Coronavirus: Tottenham Hotspur Stadium to host NHS maternity services
Tottenham Hotspur Football Club has offered its stadium as a place to host maternity and antenatal services to allow hospitals to focus on coronavirus.
Pregnancy scans, antenatal clinics, a maternal day unit and a range of other services will be available inside the stadium from today.
The move allows North Middlesex University Hospital to improve capacity and focus on coronavirus.
It will also mean pregnant women can avoid the hospital during the UK coronavirus pandemic.
Spurs opened its Tottenham Hotspur Stadium last April at a cost of up to £1bn. A huge section of Tottenham Hotspur’s stadium has been turned into a makeshift medical centre.
Spurs’ stadium is located just a mile from North Middlesex University Hospital.
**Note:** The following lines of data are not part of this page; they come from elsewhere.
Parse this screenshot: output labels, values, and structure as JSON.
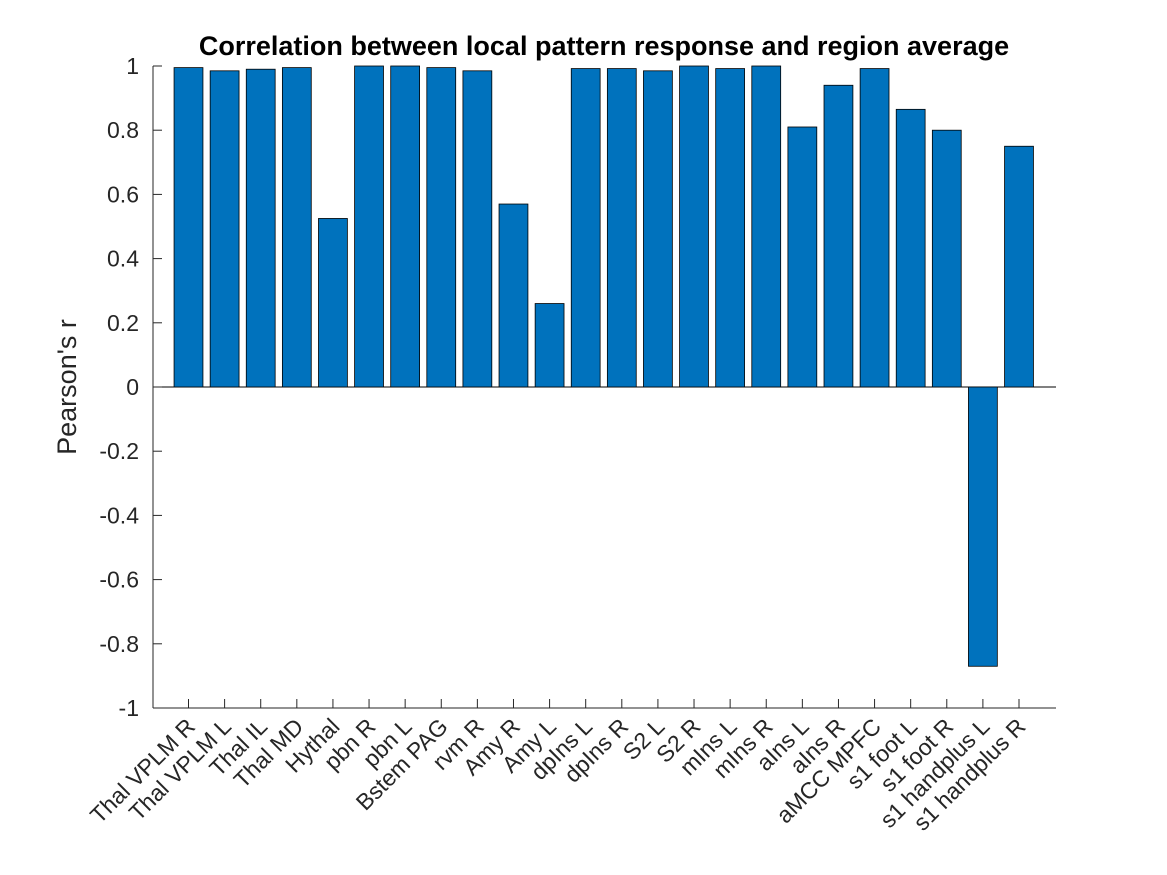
{
  "chart_data": {
    "type": "bar",
    "title": "Correlation between local pattern response and region average",
    "xlabel": "",
    "ylabel": "Pearson's r",
    "ylim": [
      -1,
      1
    ],
    "yticks": [
      "-1",
      "-0.8",
      "-0.6",
      "-0.4",
      "-0.2",
      "0",
      "0.2",
      "0.4",
      "0.6",
      "0.8",
      "1"
    ],
    "grid": false,
    "bar_color": "#0072BD",
    "categories": [
      "Thal VPLM R",
      "Thal VPLM L",
      "Thal IL",
      "Thal MD",
      "Hythal",
      "pbn R",
      "pbn L",
      "Bstem PAG",
      "rvm R",
      "Amy R",
      "Amy L",
      "dpIns L",
      "dpIns R",
      "S2 L",
      "S2 R",
      "mIns L",
      "mIns R",
      "aIns L",
      "aIns R",
      "aMCC MPFC",
      "s1 foot L",
      "s1 foot R",
      "s1 handplus L",
      "s1 handplus R"
    ],
    "values": [
      0.995,
      0.985,
      0.99,
      0.995,
      0.525,
      1.0,
      1.0,
      0.995,
      0.985,
      0.57,
      0.26,
      0.992,
      0.992,
      0.985,
      1.0,
      0.992,
      1.0,
      0.81,
      0.94,
      0.992,
      0.865,
      0.8,
      -0.87,
      0.75
    ]
  }
}
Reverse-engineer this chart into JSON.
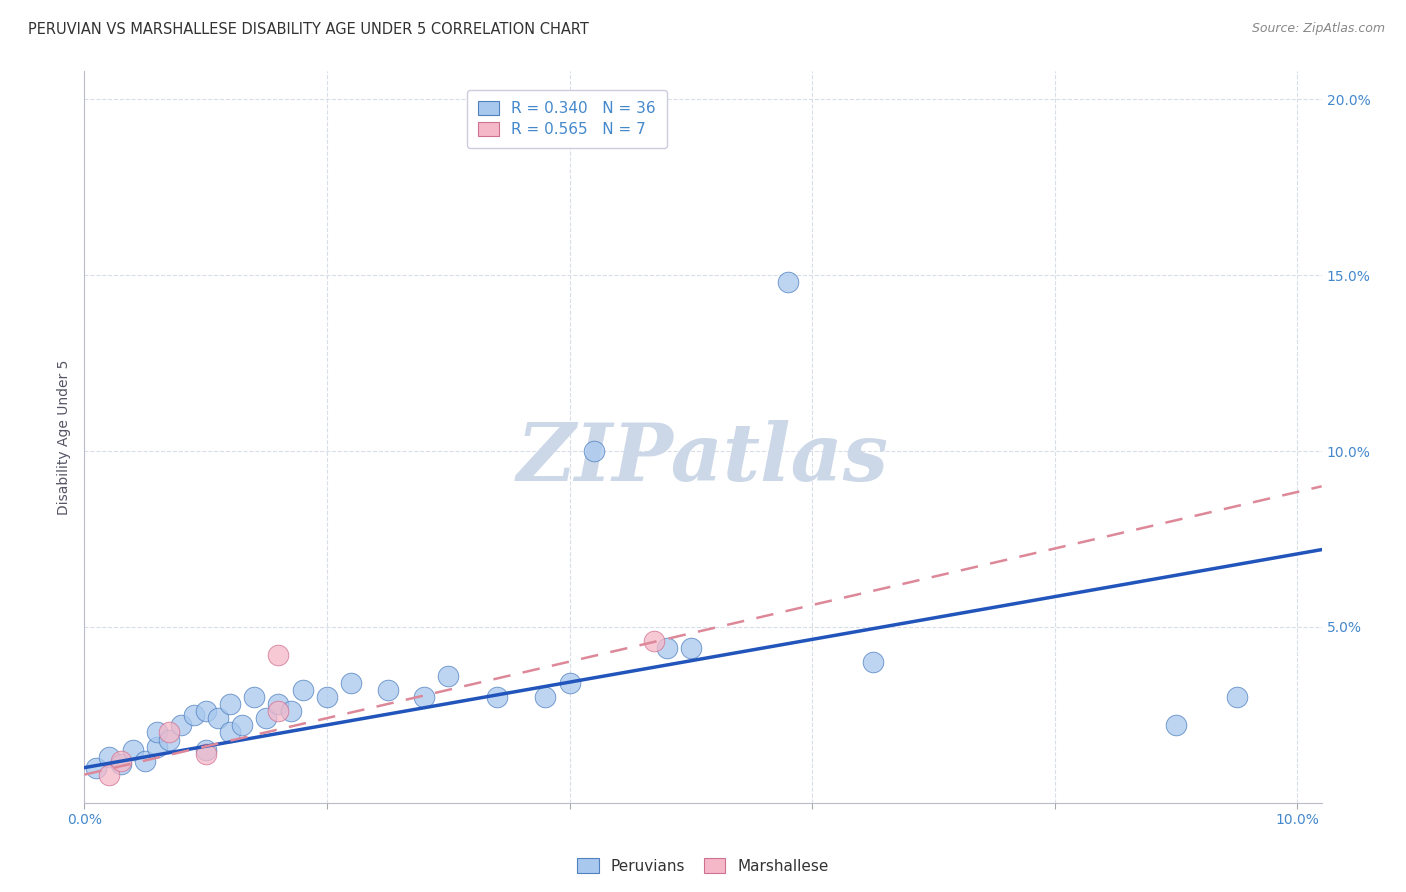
{
  "title": "PERUVIAN VS MARSHALLESE DISABILITY AGE UNDER 5 CORRELATION CHART",
  "source": "Source: ZipAtlas.com",
  "ylabel": "Disability Age Under 5",
  "xlim": [
    0.0,
    0.102
  ],
  "ylim": [
    0.0,
    0.208
  ],
  "peruvian_R": 0.34,
  "peruvian_N": 36,
  "marshallese_R": 0.565,
  "marshallese_N": 7,
  "peruvian_color": "#a8c8ee",
  "marshallese_color": "#f5b8c8",
  "peruvian_edge_color": "#5080c0",
  "marshallese_edge_color": "#d07090",
  "peruvian_line_color": "#2255bb",
  "marshallese_line_color": "#dd8899",
  "watermark": "ZIPatlas",
  "watermark_color": "#ccd8e8",
  "grid_color": "#d8dde8",
  "right_ytick_color": "#4488cc",
  "title_fontsize": 10.5,
  "tick_fontsize": 10,
  "legend_fontsize": 11,
  "peruvian_x": [
    0.001,
    0.002,
    0.003,
    0.004,
    0.005,
    0.006,
    0.006,
    0.007,
    0.008,
    0.009,
    0.01,
    0.01,
    0.011,
    0.012,
    0.012,
    0.013,
    0.014,
    0.015,
    0.016,
    0.017,
    0.018,
    0.02,
    0.022,
    0.025,
    0.028,
    0.03,
    0.034,
    0.038,
    0.04,
    0.042,
    0.048,
    0.05,
    0.058,
    0.065,
    0.09,
    0.095
  ],
  "peruvian_y": [
    0.01,
    0.013,
    0.011,
    0.015,
    0.012,
    0.016,
    0.02,
    0.018,
    0.022,
    0.025,
    0.015,
    0.026,
    0.024,
    0.02,
    0.028,
    0.022,
    0.03,
    0.024,
    0.028,
    0.026,
    0.032,
    0.03,
    0.034,
    0.032,
    0.03,
    0.036,
    0.03,
    0.03,
    0.034,
    0.1,
    0.044,
    0.044,
    0.148,
    0.04,
    0.022,
    0.03
  ],
  "marshallese_x": [
    0.002,
    0.003,
    0.007,
    0.01,
    0.016,
    0.016,
    0.047
  ],
  "marshallese_y": [
    0.008,
    0.012,
    0.02,
    0.014,
    0.042,
    0.026,
    0.046
  ],
  "peruvian_line_x0": 0.0,
  "peruvian_line_x1": 0.102,
  "peruvian_line_y0": 0.01,
  "peruvian_line_y1": 0.072,
  "marshallese_line_x0": 0.0,
  "marshallese_line_x1": 0.102,
  "marshallese_line_y0": 0.008,
  "marshallese_line_y1": 0.09
}
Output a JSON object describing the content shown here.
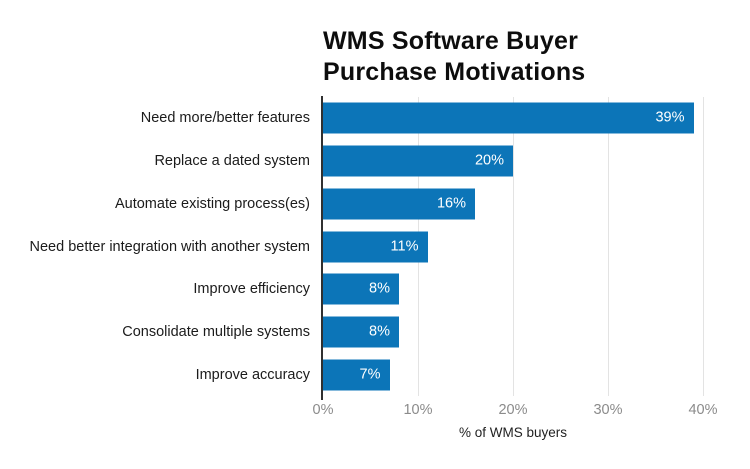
{
  "chart_data": {
    "type": "bar",
    "orientation": "horizontal",
    "title": "WMS Software Buyer Purchase Motivations",
    "title_lines": [
      "WMS Software Buyer",
      "Purchase Motivations"
    ],
    "xlabel": "% of WMS buyers",
    "xlim": [
      0,
      40
    ],
    "grid": "vertical-gridlines-at-ticks",
    "legend": "none",
    "categories": [
      "Need more/better features",
      "Replace a dated system",
      "Automate existing process(es)",
      "Need better integration with another system",
      "Improve efficiency",
      "Consolidate multiple systems",
      "Improve accuracy"
    ],
    "values": [
      39,
      20,
      16,
      11,
      8,
      8,
      7
    ],
    "value_labels": [
      "39%",
      "20%",
      "16%",
      "11%",
      "8%",
      "8%",
      "7%"
    ],
    "x_ticks": [
      {
        "value": 0,
        "label": "0%"
      },
      {
        "value": 10,
        "label": "10%"
      },
      {
        "value": 20,
        "label": "20%"
      },
      {
        "value": 30,
        "label": "30%"
      },
      {
        "value": 40,
        "label": "40%"
      }
    ],
    "colors": {
      "bar": "#0c75b8",
      "value_label": "#ffffff",
      "grid": "#e3e3e3",
      "axis": "#303030",
      "tick_label": "#8b8b8b",
      "category_label": "#1b1b1b",
      "title": "#0d0d0d",
      "x_axis_label": "#222222",
      "background": "#ffffff"
    }
  }
}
A changing room usually used for American Football matches will become a maternal day unit. And a post-match interview area will be a consultation and scanning room.
And a drive-through facility at Tottenham Hotspur Stadium is testing up to 70 NHS workers a day for coronavirus.
“We are so grateful to Tottenham Hotspur for providing their wonderful facilities for our staff, patients, and local community during these difficult times,” North Middlesex University Hospital boss Maria Kane said.
It comes after Spurs chairman Daniel Levy yesterday U-turned on a move to seek government money to pay non-playing staff.
He was set to cut the wages of 550 non-playing staff to 80 per cent of their full salaries. Taxpayers would have paid those wages under the government’s job retention scheme.
Now they will receive their full salaries for April and May, while the club’s board will take salary cuts.